66 million-year-old dinosaur fossil unearthed in Thornton

Construction workers at a public safety building in Thornton discovered a 66 million-year-old triceratops fossil. (City of Thornton)

The state of Colorado scooped up some cretaceous swag this week: a 66 million-year-old triceratops fossil.

The horns and shoulders of one of pop culture’s favorite dinosaurs, discovered on a construction site owned by the city of Thornton on Aug. 25, is property of the state thanks to a 1973 law that says archaeological finds found on city and state land are Colorado’s for the keeping.

Chris Johnston, an assistant archaeologist with the state, said Colorado typically leaves museums such as DMNS to excavate and display fossils. Sometimes they end up at local museums near the dig.

“We prefer as best we can to hold archaeologic specimens as close to where they were found as we can,” he said.

Construction workers were moving dirt for a new public safety building at Quebec Street and 132nd Avenue in Thornton this week when they uncovered the fossilized bones.

Joe Sertich, dinosaur curator at the DMNS, confirmed the find onsite this week. He said excavation crews in Colorado stumble across smaller fossils with some frequency, but might overlook them.

“It really takes a keen eye,” Sertich said. “Something tiny could turn into a really big discovery.”

Sertich said a team from the DMNS started excavating the 10- by 15-foot area yesterday and will ask permission to expand the dig if there is evidence of more fossils nearby.

Sertich hopes to finish the dig within weeks. The triceratops is in soft rock, making it easier to recover than the sometimes years-long process of removing a fossil found in hard rock in one piece.

The fossils will debut publicly as soon as Friday, he said, since museum visitors can see museum employees prepping fossils through a window into the DMNS lab.

“There are ample opportunities to get close to these fossils,” Serich said.

Triceratops are a fixture of dinosaur blockbusters and cartoons most recognizable for having two horns above their eyes and a third on the nose. At press time, the DMNS had recovered two horns, a rib and a scapula bone at the site in Thornton.

The species is a Colorado native. The earliest documented triceratops horns were discovered near the present-day home of REI in 1889. Another triceratops fossil turned up during the construction of Coors Field and inspired Rockies mascot Dinger.
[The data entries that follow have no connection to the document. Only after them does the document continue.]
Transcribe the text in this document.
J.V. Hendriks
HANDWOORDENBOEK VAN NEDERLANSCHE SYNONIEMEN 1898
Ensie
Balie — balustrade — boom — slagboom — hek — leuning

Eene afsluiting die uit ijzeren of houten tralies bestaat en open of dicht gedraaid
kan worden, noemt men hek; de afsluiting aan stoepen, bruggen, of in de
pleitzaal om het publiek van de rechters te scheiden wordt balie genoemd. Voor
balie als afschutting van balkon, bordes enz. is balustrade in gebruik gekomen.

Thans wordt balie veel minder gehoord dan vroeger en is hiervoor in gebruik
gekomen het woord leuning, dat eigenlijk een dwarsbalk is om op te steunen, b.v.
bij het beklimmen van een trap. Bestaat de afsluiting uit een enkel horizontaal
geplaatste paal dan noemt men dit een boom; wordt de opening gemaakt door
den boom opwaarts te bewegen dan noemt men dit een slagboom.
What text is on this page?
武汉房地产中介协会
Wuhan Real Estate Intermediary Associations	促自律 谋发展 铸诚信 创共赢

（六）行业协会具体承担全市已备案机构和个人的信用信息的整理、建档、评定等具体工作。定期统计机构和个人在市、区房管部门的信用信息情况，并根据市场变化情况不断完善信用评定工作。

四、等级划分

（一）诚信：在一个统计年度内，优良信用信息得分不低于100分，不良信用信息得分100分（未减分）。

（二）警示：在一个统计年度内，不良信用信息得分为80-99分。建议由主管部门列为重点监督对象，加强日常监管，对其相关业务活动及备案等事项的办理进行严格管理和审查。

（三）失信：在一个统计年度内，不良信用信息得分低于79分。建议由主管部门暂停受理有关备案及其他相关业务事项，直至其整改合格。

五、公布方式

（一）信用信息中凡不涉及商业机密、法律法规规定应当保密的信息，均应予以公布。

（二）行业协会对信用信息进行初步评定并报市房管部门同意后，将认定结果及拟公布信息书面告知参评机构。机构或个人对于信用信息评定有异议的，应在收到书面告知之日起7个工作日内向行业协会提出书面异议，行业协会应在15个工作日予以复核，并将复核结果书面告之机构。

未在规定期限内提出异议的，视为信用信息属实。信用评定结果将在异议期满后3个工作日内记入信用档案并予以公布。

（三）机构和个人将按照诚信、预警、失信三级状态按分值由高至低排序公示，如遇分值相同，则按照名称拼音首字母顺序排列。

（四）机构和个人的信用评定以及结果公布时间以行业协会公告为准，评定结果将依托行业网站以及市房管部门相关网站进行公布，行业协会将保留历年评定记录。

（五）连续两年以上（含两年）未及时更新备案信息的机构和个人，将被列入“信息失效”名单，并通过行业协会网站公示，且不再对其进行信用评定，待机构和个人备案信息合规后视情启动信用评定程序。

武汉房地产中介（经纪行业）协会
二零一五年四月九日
The fossil is one of three full triceratops skulls found on the Front Range, according to a press release from the city of Thornton.

The last skull turned up in 2003, when a portion of a 7-foot fossil was recovered from a Lennar Corp. site in Brighton. The Greeley Tribune reported that the DMNS did not have the authority to halt the homebuilder and excavate in the midst of construction. Lennar later donated the 400-pound scull to DMNS, where it is on display.